Sevmek bana göre böyle bir şeydi. Büyüktü, kocamandı, iki kolunu sonuna kadar açıp arkada kavuşturmaya çalışmaktı, çocuklar gibi gökyüzüne bakıp yıldızlar kadar seviyorum demekti. Varoluşu böyle seviyordum. Sonra…. Sonra büyümeye başladım, büyüdüm dememe bakmayın çok ama çok büyüdükten sonra, herkesi sevmenin ahmakça olduğunu fark ettim. İnsanlığı çok sevmek, kendime yaptığım en büyük işkence idi. İnsan sevdiğinin acı çekmesine katlanamaz ya insanlığın acı çekmesine katlanamadım hiçbir zaman. Çocukların, kadınların, babaların acı çekmesini yüreğim görmezden gelemedi bir türlü. Ebeveynlerin göstermekten imtina ettiği sevginin bende patlayan yansıması mıydı bu yaşadığım? Yoksa gerçekten cennette tanrıya baş kaldırıp, bu insanlar için bir şeyler yapman gerekiyor diyerek yeryüzüne inen bir meczup muydum bilemiyorum? Bildiğim tek bir gerçeğim vardı, yeryüzündeki tüm insanlar için sevgi adına yapılacak bir şeylerin olduğuydu.

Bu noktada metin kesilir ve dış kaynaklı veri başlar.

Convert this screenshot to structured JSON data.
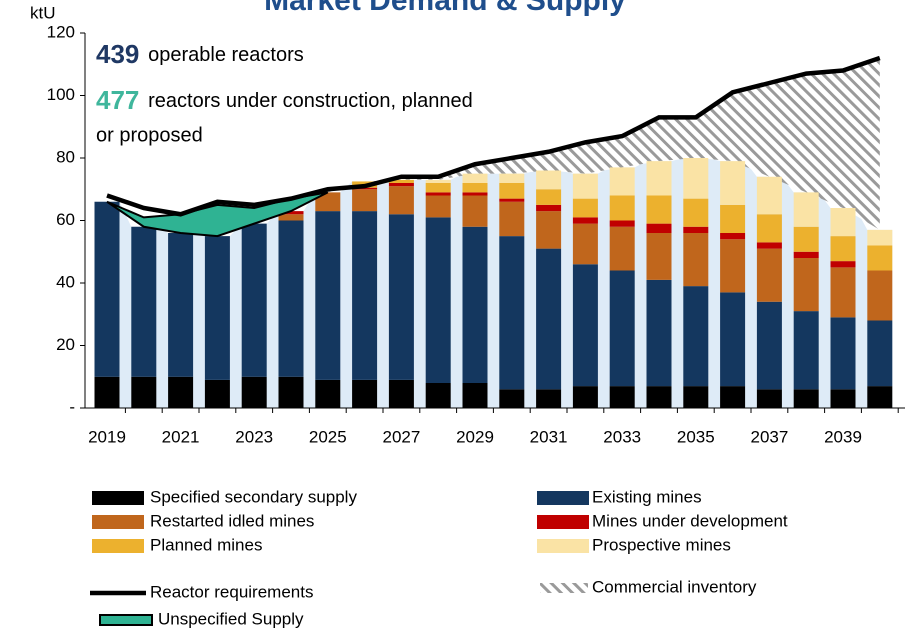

Bana sevgiyi anlat Evlat. Bana sevmeyi anlat… Selvi boylum al yazmalım filmindeki bir repliği her zaman çok sevmişimdir “”Sevgi neydi; sevgi iyilikti, dostluktu, sevgi emekti”, sevgi için emek vermek mi? Sevginin olduğu yerde emek, iyilik, dostluk güzellik zaten vardı ve sen sevgi olursan hepsi kendiliğinden oluyordu. Çocuğu yola atladığı için korkup ona tokat atan, kızan ve bağıran ebeveynler garip gelir bana. Sevgi varsa derinlerde taşıdığın bir coşku vardır ve o seni her daim huzurda tutar, tutmalı hatta. Korkun bile sevginin önüne geçmemeli, ürkütmemeli sevdiğini. Sevmeyi bilmeyenlerin doluştuğu dünyada sevginin her bir harfini anlatmak için çok emek vermek gerekiyor. Çünkü sen karşındakini ne kadar seversen o kadar ceptesin ve kullanılabilirsin algısı da insan çocuğunun en büyük zaafı olmakta.
Küçücük bir çocuk bile sevgi ve korku arasındaki farkı bilip, sevgisinden emin olduğu kişinin yanında bütün yaramazlıklarını yapar ve korktuğu kişinin yanında ise çekimser kalır ve gizli gizli yapar yapmak istediği her şeyi… İşte sevginin sahneye konulmuş en salt gerçekliğini burada net görebilirsiniz.
Seviyor musun? Öyleyse sevgini göster?
Sarılırsın ama onun dünyasında sevgi sarılmayla gösterilecek bir şey değildir, duymak ister ona bağıra bağıra sevdiğini söylemek zorundasın…
Sevdiğini söylesen bir işe yaramaz çünkü onun dünyasında sevgi maddi olarak gösterilmesi gereken bir şeydir ve pahalı hediyeler almak zorundasın
Sevdiğini göstermek için pahalı hediyeler alırsın ama onun dünyasında sevgi dile gelmediği ve ifade edilmediği müddetçe sevgi değildir ve ona sevgini ifade ederek anlatmak zorundasın…
Zorundasın…
Zorundasın çünkü sevdiğin kişinin sevgiyi anlama şekli çok farklı olabilir. Hepsini bir arada verebilme bilgeliğin yoksa ne olacak peki? İşte şu an dünyada olan tam olarak budur. Birinden sarılma, diğerinden söz, bir başkasından ise maddiyat alarak tamamlamaya çalışıyor insan çocuğu. Sevgi emekti, çok çalışman gerekiyordu. Sevgi güzellikti o güzelliği ortaya çıkarman için dil dökmen gerekiyordu, sevgi iyilikti ve sarıp sarmalaman gerekiyordu. Sevgi böyle bir şeydi evlat ve sen sevginin tüm hallerini öğrenip gözyaşıyla dünyaya bakmayı öğrendin işte.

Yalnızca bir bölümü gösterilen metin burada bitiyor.